Friday, November 9, 2007

Guess Who?

We all have our favorites. You're either a Beatles person or you're a Stones person. You like chunky over smooth, the Yankees over the Mets, THE EMPIRE STRIKES BACK over STAR WARS. You can like both, but ultimately, you can only prefer one over the other. It's not Sophie's Choice, you know, it's just a matter of personal taste; I like you Veronica, but I love Betty. Hey, we can always be friends.

So when it comes to animated characters, you're either a Bugs Bunny person or a Mickey Mouse person. Bugs is more of a free-thinking individual, while Mickey tries to be all things to all people. They both have their strengths and faults, but they're more or less opposites, Bugs' ying to Mickey's yang.

But what if you're a Woody Woodpecker person?

I don't quite know how it happened, but I fell for Woody Woodpecker when I was around 6 or so and never turned back since. Again, I've got nothing against all the other great animated characters, but Woody Woodpecker has long been my favorite and I'm sticking to it. Many have passed him off as nothing more than a Bugs Bunny rip-off (he arrived a year after Bugs), and I won't deny that there are elements of Bugs in Woody (fearlessly anti-social; willing to take on jerks head-on) but Woody's got his own thing going on, and I like him for that.

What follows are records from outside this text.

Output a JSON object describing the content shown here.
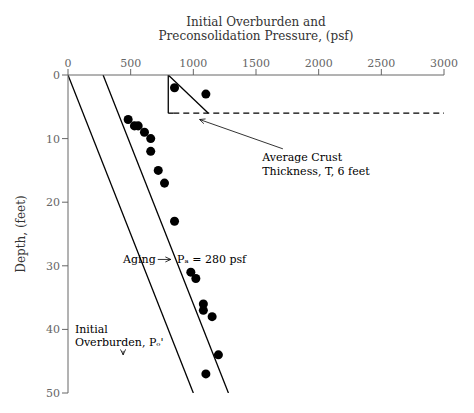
{
  "chart_data": {
    "type": "scatter",
    "xlabel": "Initial Overburden and\nPreconsolidation Pressure, (psf)",
    "ylabel": "Depth, (feet)",
    "xlim": [
      0,
      3000
    ],
    "ylim": [
      50,
      0
    ],
    "xticks": [
      0,
      500,
      1000,
      1500,
      2000,
      2500,
      3000
    ],
    "yticks": [
      0,
      10,
      20,
      30,
      40,
      50
    ],
    "grid": false,
    "series": [
      {
        "type": "scatter",
        "color": "#000000",
        "marker": "circle",
        "x": [
          850,
          1100,
          480,
          530,
          560,
          610,
          660,
          660,
          720,
          770,
          850,
          980,
          1020,
          1080,
          1080,
          1150,
          1200,
          1100
        ],
        "values": [
          2,
          3,
          7,
          8,
          8,
          9,
          10,
          12,
          15,
          17,
          23,
          31,
          32,
          36,
          37,
          38,
          44,
          47
        ]
      },
      {
        "type": "line",
        "color": "#000000",
        "line_style": "solid",
        "x": [
          0,
          1000
        ],
        "values": [
          0,
          50
        ]
      },
      {
        "type": "line",
        "color": "#000000",
        "line_style": "solid",
        "x": [
          280,
          1280
        ],
        "values": [
          0,
          50
        ]
      },
      {
        "type": "line",
        "color": "#000000",
        "line_style": "solid",
        "x": [
          800,
          800
        ],
        "values": [
          0,
          6
        ]
      },
      {
        "type": "line",
        "color": "#000000",
        "line_style": "solid",
        "x": [
          800,
          1120
        ],
        "values": [
          0,
          6
        ]
      },
      {
        "type": "line",
        "color": "#000000",
        "line_style": "solid",
        "x": [
          800,
          840
        ],
        "values": [
          6,
          6
        ]
      },
      {
        "type": "line",
        "color": "#000000",
        "line_style": "dashed",
        "x": [
          840,
          3000
        ],
        "values": [
          6,
          6
        ]
      }
    ],
    "annotations": [
      {
        "text": "Average Crust\nThickness, T, 6 feet",
        "x": 1550,
        "y": 14,
        "arrow_x": 1050,
        "arrow_y": 7,
        "align": "left"
      },
      {
        "text": "Aging",
        "x": 700,
        "y": 29,
        "arrow_x": 820,
        "arrow_y": 29,
        "align": "right"
      },
      {
        "text": "Pₐ = 280 psf",
        "x": 870,
        "y": 29,
        "arrow_x": 1000,
        "arrow_y": 29,
        "align": "left"
      },
      {
        "text": "Initial\nOverburden, Pₒ'",
        "x": 55,
        "y": 41,
        "arrow_x": 440,
        "arrow_y": 44,
        "align": "left"
      }
    ]
  }
}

To start, he's got a theme song; Bugs and Mickey didn't have their own theme song, did they? "The Merry-Go-Round Broke Down" was actually the Looney Tunes theme and there was nothing for the Disney shorts. And Woody had a great look to him, spectacularly colorful and very eccentric; with his bright red head, long beak and sort-of Mohawk, the guy looks like a crazy cartoon woodpecker, you know? As a kid, I always used to prefer his later, post-50s "cuter" look, but I much prefer the classic original look and have for a while now. Another reason to like Woody Woodpecker? Many of the early cartoons are still fucking hilarious.

In watching a lot of these shorts today, I was bit taken aback by just how obnoxious a character Woody is; he'll do what he likes and isn't afraid to be an asshole. You still see that today on stuff like Cartoon Network shows, but when you consider most of the classic animated characters you have to realize how odd this is for the time. However, this also gives Woody a bit of a punk rock element to him, making him something of an early anti-establishment hero, in a way, and even more endearing in my book. Am I reaching when I say this? You're welcome to think so, but that's the impression I'm getting from Woody today and it makes me like him all the more. His actions (much more destructive than Bugs') and his high-pitched voice (which should be grating, but isn't) and attitude are appealing to me; he's also surrounded by equally amusing co-stars (Wally Walrus, Buzz Buzzard) and there's usually some good cartoon banter to them. The early shorts are very well animated and still pretty funny. Seriously, what's the problem here?

So even though Woody aired for decades on TV, about 20 years ago TV airings pretty much just dried out, about the same time as most other classic cartoons were sent packing from syndication; but unlike Bugs and Mickey, Woody never really made a comeback at any point. Fox aired a new Woody series (which I must admit I barely remember) and I picked up a Woody t-shirt at Target about 2 years back, but other than that, nada in the WW department. I understand that he's around in costume over at Universal studios in Burbank and Florida, but I also must admit that I've never been to either, so what good does that do me? Especially worse was the lack of Woody material from the home video market; Universal made some VHS compilations available in the late 80s and early 90s and there was a laserdisc around that time, too, and then absolutely nothing until this past July. With very little fanfare (aside from a screening in L.A. with Leonard Maltin) or press attention (calling Dave Kehr) they put out a nice 3-disc set with a lot of what they had lying around and what appears to be not a lot of clean-up, though I'm going to admit that for all of my experience in the DVD world, production is not my forte and it's possible I just don't know what I'm talking about. But they don't look all great, if you ask me; colors are inconsistent, grain and dirt are everywhere, and they all show their age. The major upside to this set (aside from the fact that it's available at all) is that you get a lot of content - all of the WW cartoons until 1952, several Chilly Willy, Andy Panda and Oswald the Lucky Rabbit cartoons, including the famed "Confidence" from 1933. There are also many snippets from Walter Lanz's WW TV shows and an additional Halloween special, but there isn't anything historical or retrospective about them. Where's Maltin or Robert Osborne or someone like that? How about some commentaries by some experts or something? Hey, I'm available, you know.

Still, it's nice to know the set is out there and I hope enough units sell to bring out volume 2. It would also be nice if it helps to bring out a resurgence in the red-headed little bastard. He's made me laugh, he's probably made you laugh at one time or another, so take a moment out to think about Woody and watch one of his old flicks. They're still fun and I'm happy to say I still love the guy, all these years later.

PS - A search for images for this piece led to the rather troubling discovery that Google image search isn't as well-policed as they seem to think it is. Type "Woody Woodpecker" in there, check out the first couple of selections and you'll see what I mean. NSFW!!!